# Anyone Interested in Apprenticeing Around Dallas Texas?



## pandaparade (Dec 29, 2010)

*Apprenticing* Woops

Anways, As our place grows, we may need a few more apprentices here to help us out. We are located in Addison, most of our instructors follow the Jean Dodds protocol, and feed raw. We are a reward and no punishment training center. All shaping, no luring. Just a shot in the dark if anyone wants to come help volunteer and experience first hand dog training!


----------



## MollyWoppy (Mar 19, 2010)

Any chance you'll be expanding to Ft Myers FL way anytime soon?


----------



## pandaparade (Dec 29, 2010)

No, I doubt it : (

Wish we had more people local here around DFW!


----------



## luvMyBRT (Mar 8, 2010)

Dang! If I was any closer I would be there in a heart beat! What a great opportunity.....


----------



## pandaparade (Dec 29, 2010)

I am so glad I found out about it... such a great facility


----------



## Cain (Feb 14, 2011)

Could you PM some more information on this?
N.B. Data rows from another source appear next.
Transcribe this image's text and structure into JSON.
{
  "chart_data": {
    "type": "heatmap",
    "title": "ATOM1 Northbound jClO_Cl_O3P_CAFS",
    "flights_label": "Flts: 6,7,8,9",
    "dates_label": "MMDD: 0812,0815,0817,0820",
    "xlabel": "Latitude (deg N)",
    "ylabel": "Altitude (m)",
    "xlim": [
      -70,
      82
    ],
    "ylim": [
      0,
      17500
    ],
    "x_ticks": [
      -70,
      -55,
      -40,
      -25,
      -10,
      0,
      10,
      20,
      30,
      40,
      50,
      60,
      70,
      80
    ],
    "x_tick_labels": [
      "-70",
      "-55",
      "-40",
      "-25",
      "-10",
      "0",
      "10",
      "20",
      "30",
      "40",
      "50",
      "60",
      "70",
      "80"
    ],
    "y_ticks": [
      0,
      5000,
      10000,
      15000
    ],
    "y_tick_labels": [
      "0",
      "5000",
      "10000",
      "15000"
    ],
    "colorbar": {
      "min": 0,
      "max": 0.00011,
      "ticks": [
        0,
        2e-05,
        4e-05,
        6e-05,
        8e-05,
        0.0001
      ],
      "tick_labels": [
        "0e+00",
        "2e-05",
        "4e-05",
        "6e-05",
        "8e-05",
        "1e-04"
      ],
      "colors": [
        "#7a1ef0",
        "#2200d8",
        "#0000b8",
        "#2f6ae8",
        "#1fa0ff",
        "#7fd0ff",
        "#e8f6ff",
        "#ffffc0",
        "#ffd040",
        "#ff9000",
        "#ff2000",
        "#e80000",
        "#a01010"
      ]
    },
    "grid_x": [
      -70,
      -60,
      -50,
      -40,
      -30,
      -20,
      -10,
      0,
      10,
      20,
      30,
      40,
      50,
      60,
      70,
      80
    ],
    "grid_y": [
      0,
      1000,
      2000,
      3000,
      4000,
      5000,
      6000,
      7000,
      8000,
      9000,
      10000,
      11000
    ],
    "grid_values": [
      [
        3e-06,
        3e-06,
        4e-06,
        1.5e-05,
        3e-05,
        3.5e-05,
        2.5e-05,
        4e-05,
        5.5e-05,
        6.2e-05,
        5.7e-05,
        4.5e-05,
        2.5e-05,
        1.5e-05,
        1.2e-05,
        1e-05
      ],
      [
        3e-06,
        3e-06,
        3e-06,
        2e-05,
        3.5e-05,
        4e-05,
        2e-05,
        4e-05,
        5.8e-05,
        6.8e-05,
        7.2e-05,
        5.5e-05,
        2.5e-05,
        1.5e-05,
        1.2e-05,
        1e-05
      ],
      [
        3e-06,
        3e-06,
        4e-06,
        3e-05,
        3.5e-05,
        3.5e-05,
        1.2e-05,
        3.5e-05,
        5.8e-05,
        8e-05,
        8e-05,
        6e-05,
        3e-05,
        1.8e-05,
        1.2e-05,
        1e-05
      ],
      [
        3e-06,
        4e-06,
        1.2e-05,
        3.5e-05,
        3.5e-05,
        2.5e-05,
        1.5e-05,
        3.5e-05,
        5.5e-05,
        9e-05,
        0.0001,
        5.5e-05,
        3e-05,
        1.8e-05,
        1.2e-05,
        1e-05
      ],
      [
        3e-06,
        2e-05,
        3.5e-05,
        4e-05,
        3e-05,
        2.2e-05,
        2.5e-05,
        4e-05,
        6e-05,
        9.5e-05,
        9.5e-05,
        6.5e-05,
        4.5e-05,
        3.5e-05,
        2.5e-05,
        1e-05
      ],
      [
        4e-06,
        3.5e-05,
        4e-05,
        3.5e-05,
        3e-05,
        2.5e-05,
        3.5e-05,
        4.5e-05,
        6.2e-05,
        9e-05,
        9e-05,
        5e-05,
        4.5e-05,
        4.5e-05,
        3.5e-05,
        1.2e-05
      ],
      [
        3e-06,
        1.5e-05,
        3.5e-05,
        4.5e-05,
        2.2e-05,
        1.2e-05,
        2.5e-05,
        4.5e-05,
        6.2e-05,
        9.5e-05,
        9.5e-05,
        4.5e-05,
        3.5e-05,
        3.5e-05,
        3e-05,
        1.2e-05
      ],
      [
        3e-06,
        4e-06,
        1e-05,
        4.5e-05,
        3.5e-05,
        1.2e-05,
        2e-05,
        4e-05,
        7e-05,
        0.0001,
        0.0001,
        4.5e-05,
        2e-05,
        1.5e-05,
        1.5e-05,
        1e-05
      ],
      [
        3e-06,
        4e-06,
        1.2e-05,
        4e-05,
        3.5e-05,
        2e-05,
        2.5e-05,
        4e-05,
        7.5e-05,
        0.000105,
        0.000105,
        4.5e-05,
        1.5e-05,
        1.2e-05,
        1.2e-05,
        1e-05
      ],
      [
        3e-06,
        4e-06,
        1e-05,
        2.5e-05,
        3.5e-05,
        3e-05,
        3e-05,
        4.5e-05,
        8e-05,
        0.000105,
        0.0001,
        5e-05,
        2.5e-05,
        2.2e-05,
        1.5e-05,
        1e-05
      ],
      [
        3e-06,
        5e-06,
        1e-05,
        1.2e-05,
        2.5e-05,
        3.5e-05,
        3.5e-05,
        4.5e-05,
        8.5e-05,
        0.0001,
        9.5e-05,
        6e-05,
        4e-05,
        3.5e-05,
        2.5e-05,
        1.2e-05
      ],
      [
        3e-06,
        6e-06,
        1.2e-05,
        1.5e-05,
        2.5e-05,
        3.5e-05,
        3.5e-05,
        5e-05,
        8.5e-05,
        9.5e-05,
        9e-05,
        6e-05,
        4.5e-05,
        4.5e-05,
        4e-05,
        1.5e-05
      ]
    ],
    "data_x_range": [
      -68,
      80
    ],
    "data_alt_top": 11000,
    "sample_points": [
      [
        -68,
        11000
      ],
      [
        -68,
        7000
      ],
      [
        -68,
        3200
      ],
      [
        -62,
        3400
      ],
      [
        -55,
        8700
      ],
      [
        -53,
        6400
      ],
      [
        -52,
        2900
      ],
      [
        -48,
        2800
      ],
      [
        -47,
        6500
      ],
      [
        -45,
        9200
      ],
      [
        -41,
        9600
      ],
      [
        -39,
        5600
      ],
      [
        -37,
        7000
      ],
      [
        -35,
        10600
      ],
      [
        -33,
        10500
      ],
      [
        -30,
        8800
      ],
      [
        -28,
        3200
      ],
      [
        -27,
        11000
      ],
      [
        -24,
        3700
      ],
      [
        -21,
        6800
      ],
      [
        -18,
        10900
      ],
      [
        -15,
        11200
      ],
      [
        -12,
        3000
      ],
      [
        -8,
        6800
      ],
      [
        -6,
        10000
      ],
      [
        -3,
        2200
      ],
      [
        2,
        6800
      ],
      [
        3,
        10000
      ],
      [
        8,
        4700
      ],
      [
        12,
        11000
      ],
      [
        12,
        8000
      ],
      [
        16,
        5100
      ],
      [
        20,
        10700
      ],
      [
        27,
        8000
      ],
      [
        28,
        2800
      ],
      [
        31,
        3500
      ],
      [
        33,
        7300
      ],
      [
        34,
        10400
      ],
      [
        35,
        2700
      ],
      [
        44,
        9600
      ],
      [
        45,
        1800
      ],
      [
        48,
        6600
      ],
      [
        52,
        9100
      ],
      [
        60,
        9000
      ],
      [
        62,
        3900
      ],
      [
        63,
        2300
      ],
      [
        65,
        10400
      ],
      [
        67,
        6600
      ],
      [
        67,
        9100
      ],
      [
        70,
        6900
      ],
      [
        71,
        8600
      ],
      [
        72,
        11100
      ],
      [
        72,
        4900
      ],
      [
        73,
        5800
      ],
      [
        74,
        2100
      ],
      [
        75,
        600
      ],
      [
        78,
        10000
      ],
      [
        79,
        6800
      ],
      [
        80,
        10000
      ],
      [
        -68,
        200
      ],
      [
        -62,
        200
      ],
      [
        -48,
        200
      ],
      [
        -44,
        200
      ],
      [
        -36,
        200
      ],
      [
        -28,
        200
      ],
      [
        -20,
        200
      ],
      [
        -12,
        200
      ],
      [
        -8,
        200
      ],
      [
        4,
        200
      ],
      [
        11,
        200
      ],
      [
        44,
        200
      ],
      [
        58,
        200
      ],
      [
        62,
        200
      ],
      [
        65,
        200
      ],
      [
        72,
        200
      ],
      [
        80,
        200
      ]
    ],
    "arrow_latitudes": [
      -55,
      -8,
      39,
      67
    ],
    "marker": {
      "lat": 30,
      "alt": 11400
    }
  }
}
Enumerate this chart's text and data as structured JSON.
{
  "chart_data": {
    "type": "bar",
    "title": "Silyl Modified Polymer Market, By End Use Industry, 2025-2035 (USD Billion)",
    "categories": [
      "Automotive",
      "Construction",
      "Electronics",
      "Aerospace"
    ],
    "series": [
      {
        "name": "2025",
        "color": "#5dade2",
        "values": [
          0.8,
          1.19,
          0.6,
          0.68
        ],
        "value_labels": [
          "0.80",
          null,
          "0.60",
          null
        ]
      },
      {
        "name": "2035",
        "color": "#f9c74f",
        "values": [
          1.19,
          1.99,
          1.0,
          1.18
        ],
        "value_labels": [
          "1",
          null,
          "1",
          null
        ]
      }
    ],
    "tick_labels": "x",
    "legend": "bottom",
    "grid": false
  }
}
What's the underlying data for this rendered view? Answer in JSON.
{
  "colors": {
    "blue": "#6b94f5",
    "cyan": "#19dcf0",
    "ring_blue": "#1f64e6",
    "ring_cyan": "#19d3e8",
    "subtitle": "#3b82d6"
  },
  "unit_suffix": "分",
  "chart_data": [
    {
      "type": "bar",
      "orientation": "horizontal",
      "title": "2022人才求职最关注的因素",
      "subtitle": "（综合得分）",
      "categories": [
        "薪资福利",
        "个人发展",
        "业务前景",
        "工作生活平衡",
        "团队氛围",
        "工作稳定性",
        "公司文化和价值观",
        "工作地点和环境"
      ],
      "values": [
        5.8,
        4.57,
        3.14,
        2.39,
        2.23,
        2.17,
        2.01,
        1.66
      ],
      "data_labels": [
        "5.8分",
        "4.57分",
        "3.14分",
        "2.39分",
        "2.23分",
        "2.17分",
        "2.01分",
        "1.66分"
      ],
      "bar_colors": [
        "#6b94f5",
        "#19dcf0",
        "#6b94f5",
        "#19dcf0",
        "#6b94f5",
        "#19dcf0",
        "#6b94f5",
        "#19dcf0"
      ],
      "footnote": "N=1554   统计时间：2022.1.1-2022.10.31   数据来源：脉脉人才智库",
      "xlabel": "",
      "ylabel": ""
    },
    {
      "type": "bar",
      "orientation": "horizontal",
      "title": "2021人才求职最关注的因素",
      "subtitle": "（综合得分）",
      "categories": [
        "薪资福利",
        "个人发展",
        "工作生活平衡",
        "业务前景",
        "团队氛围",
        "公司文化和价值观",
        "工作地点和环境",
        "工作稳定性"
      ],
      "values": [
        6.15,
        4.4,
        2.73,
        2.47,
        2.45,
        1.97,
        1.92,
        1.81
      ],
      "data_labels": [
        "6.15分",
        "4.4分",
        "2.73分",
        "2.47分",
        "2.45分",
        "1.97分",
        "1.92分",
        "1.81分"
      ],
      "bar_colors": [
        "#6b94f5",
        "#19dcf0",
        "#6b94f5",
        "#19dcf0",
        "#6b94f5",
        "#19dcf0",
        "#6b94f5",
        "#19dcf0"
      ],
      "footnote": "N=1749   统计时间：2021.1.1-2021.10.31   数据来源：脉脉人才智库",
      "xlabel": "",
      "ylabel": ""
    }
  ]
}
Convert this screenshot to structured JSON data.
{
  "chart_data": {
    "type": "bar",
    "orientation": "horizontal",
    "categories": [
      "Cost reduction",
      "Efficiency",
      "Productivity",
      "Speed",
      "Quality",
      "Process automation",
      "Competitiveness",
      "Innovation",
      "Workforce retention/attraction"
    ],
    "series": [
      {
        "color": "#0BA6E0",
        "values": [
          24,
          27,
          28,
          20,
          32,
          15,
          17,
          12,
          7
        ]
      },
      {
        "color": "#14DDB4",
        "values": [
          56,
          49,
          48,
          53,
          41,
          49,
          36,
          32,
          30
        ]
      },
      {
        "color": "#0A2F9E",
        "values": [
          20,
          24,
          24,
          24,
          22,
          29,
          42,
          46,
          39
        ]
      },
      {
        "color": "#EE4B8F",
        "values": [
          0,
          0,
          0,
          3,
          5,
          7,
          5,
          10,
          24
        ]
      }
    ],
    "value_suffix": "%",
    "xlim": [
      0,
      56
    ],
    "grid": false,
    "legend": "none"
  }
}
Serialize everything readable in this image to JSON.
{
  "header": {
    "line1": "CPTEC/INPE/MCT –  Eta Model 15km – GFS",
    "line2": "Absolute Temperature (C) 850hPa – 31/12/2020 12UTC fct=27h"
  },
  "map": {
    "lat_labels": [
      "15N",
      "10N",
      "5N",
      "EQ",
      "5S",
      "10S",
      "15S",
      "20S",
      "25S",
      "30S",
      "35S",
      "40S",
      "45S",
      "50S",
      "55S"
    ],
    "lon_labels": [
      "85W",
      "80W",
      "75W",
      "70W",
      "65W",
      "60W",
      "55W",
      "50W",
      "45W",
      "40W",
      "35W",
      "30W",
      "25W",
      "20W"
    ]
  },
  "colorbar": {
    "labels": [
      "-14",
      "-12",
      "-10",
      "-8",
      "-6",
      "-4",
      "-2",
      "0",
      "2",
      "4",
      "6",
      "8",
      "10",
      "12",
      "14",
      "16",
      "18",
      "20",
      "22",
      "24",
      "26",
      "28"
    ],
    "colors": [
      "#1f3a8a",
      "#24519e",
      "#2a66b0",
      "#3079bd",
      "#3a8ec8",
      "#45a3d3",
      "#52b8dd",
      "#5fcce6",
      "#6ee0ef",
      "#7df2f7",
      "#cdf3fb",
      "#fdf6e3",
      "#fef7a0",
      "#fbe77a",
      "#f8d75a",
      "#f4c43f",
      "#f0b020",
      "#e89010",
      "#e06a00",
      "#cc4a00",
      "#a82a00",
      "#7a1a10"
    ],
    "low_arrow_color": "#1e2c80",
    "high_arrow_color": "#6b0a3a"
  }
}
I'm located in Plano and may be interested. I currently have a busy schedule so there may be a lot of variables in play here. I am in interested though. 

Also I have been using positive reinforcement with Cain since he was a 8 week puppy, and now almost 10 months later, positive reinforcement does not leave the same impact on his behavior as it first did.


----------